Major John Jordan Jermain (May 20, 1758 – February 17, 1819) served in the Westchester Militia during the American Revolution. A library in Sag Harbor, New York was built and named in his honor in 1910.

==Biographical information==
Jermain was born in White Plains, New York. He joined the Westchester Militia and fought in the American Revolution. Following the war, he moved to Sag Harbor and married Margaret Pierson of Bridgehampton, New York. Together, they had nine children. One of their daughters, Margaret Pierson Jermain, was the mother of Margaret Olivia Slocum Sage, who married Russell Sage, a financier and politician from New York. Major John Jermain died in 1819 in Sag Harbor.

==Memorial library==
Margaret Sage organized the effort to fund and build the John Jermain Memorial Library in Sag Harbor in honor of her grandfather. The library was designed by Augustus N. Allen and presented as a gift to the people of Sag Harbor in 1910. The property was bought at a cost of $10,000, and was directly across from Mrs. Sage's then summer home on Main Street. At that time, it was the highest price ever paid for a piece of real estate in Sag Harbor.

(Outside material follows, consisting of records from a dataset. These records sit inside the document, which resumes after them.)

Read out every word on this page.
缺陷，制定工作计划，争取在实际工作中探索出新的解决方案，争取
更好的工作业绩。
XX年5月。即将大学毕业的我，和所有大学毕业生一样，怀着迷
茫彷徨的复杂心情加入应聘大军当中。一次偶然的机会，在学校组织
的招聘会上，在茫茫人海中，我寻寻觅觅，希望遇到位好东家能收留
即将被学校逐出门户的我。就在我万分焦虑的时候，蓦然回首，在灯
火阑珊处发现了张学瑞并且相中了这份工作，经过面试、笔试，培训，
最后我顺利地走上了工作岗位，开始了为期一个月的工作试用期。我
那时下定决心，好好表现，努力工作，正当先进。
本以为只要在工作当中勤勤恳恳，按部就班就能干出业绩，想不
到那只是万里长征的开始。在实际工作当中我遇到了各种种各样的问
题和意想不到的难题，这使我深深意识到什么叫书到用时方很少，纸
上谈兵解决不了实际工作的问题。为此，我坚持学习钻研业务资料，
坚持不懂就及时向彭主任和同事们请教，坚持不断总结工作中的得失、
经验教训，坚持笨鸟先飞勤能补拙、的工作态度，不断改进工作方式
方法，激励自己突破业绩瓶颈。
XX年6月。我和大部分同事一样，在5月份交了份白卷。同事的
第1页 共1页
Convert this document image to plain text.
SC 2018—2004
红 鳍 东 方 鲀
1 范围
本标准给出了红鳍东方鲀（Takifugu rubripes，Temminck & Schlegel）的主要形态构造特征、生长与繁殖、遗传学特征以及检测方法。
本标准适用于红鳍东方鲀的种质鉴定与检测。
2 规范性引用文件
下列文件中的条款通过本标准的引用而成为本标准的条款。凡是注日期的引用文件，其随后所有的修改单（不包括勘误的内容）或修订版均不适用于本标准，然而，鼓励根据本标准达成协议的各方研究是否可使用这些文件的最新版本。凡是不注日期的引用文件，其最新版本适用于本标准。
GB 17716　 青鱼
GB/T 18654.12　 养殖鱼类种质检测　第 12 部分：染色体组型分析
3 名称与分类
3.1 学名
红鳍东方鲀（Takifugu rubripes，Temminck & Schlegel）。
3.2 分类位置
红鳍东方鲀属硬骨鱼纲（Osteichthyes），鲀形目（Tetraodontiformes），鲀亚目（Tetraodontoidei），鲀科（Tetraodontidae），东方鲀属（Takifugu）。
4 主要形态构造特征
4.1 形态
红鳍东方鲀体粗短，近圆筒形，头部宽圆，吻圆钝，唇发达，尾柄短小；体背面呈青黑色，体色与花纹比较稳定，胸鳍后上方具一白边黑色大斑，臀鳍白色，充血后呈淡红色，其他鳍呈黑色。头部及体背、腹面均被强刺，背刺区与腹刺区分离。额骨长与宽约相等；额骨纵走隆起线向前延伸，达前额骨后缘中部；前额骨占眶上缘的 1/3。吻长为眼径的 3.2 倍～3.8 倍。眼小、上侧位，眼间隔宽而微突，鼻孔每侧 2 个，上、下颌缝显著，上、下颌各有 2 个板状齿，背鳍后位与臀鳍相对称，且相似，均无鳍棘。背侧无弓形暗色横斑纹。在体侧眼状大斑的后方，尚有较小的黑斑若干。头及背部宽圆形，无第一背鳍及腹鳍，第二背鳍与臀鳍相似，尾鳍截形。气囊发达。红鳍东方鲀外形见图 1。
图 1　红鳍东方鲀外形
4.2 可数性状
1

In 1912, a deed of trust was executed by Mrs. Sage in which the library, its grounds and equipment were deeded to a body of trustees under the laws of New York State. The John Jermain Memorial Library was permanently endowed by Mrs. Sage that it might forever be secured to the people of Sag Harbor and vicinity. She became known as Sag Harbor's greatest benefactor, also providing the village with Pierson High School and Mashashimuet Park. In total, she gave Sag Harbor a total of between $300,000 and $400,000, just a small portion of the $23 million she gave to philanthropy in her lifetime.